The comments were made in the NAPF's submission to the Department of Work & Pensions' (DWP) consultation on constraints within the NEST rules, which closed last Monday.

At present, transfers of individual pension pots into or out of NEST are banned, as are bulk transfers made by employers.

There is also an annual limit on individual contributions.

The restrictions were originally planned to be reviewed in 2017 at the earliest.

But after the Work and Pensions Select Committee recommended their removal, the DWP launched a consultation last November.

In its submission, the NAPF said the ban on transfers meant that when an employer chooses to change its automatic enrolment scheme from another scheme to NEST – or from NEST to another scheme – past contributions cannot be moved.

It said this was likely to discourage employers from using NEST, since their employees' savings could be effectively trapped.

It would also prevent other providers from competing for savings already paid into NEST.

In contrast, removing the transfer restriction might increase competition, possibly lowering charges.

Darren Philp, director of policy at the NAPF, said: "The reforms to automatically enrol workers into a pension are a huge opportunity to get our country saving for its old age. And for auto-enrolment to work, we need NEST to be a success."

But he said the ban on transfers placed NEST at a disadvantage, hampering its ability to help employers provide a good pension offering for their employees without additional burdens on cost.

"We want NEST to rank alongside offerings such as multi-employer schemes, and in order to do that, it should be treated like any other occupational scheme," he said.

"It is important to include NEST in the automatic transfer system of small pots that the government is developing, and employers should be allowed to transfer in and out of NEST."

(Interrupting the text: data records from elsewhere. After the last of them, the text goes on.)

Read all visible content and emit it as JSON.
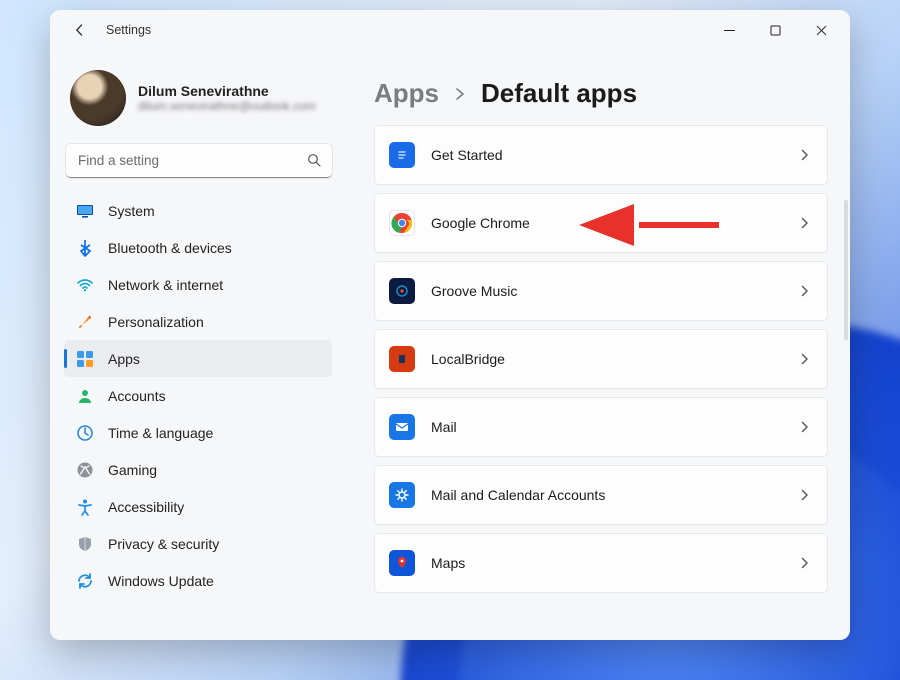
{
  "titlebar": {
    "title": "Settings"
  },
  "profile": {
    "name": "Dilum Senevirathne",
    "email": "dilum.senevirathne@outlook.com"
  },
  "search": {
    "placeholder": "Find a setting"
  },
  "nav": {
    "items": [
      {
        "label": "System",
        "icon": "system"
      },
      {
        "label": "Bluetooth & devices",
        "icon": "bluetooth"
      },
      {
        "label": "Network & internet",
        "icon": "network"
      },
      {
        "label": "Personalization",
        "icon": "personalization"
      },
      {
        "label": "Apps",
        "icon": "apps",
        "selected": true
      },
      {
        "label": "Accounts",
        "icon": "accounts"
      },
      {
        "label": "Time & language",
        "icon": "time"
      },
      {
        "label": "Gaming",
        "icon": "gaming"
      },
      {
        "label": "Accessibility",
        "icon": "accessibility"
      },
      {
        "label": "Privacy & security",
        "icon": "privacy"
      },
      {
        "label": "Windows Update",
        "icon": "update"
      }
    ]
  },
  "breadcrumb": {
    "parent": "Apps",
    "leaf": "Default apps"
  },
  "apps": [
    {
      "label": "Get Started",
      "icon": "getstarted"
    },
    {
      "label": "Google Chrome",
      "icon": "chrome",
      "highlight": true
    },
    {
      "label": "Groove Music",
      "icon": "groove"
    },
    {
      "label": "LocalBridge",
      "icon": "localbridge"
    },
    {
      "label": "Mail",
      "icon": "mail"
    },
    {
      "label": "Mail and Calendar Accounts",
      "icon": "mailcal"
    },
    {
      "label": "Maps",
      "icon": "maps"
    }
  ],
  "colors": {
    "accent": "#1976d2",
    "arrow": "#e7322c"
  }
}
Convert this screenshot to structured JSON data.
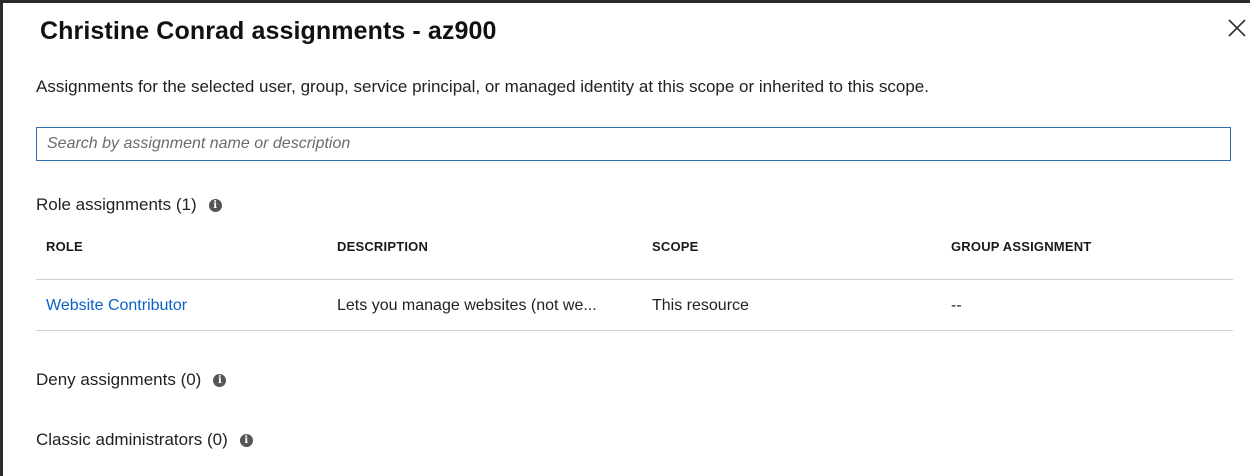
{
  "title": "Christine Conrad assignments - az900",
  "subtitle": "Assignments for the selected user, group, service principal, or managed identity at this scope or inherited to this scope.",
  "search": {
    "placeholder": "Search by assignment name or description",
    "value": ""
  },
  "role_assignments": {
    "label": "Role assignments (1)",
    "columns": [
      "ROLE",
      "DESCRIPTION",
      "SCOPE",
      "GROUP ASSIGNMENT"
    ],
    "rows": [
      {
        "role": "Website Contributor",
        "description": "Lets you manage websites (not we...",
        "scope": "This resource",
        "group_assignment": "--"
      }
    ]
  },
  "deny_assignments": {
    "label": "Deny assignments (0)"
  },
  "classic_administrators": {
    "label": "Classic administrators (0)"
  },
  "icons": {
    "close": "close-icon",
    "info": "info-icon"
  },
  "colors": {
    "link": "#0b62c9",
    "search_border": "#2f6fad"
  }
}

The NAPF is also calling for the annual contribution limit into NEST – £4,400 (€5,130) for 2012-13 – to be axed.

It estimates that the current ceiling is equivalent to total contributions of 8% on total income of £55,000 per annum.

"NEST should constitute a good choice for higher earners, as well as for those on lower incomes," said Philp.

He said the contribution limit could also force employers to set up schemes with two providers – NEST for the bulk of the workforce, and another provider for higher-paid staff.

"Small and medium-sized employers in particular would not want to be dealing with more than one scheme," he said.

"However, the government needs to carefully consider the timing of this change, so as not to jeopardise the fledging auto-enrolment market."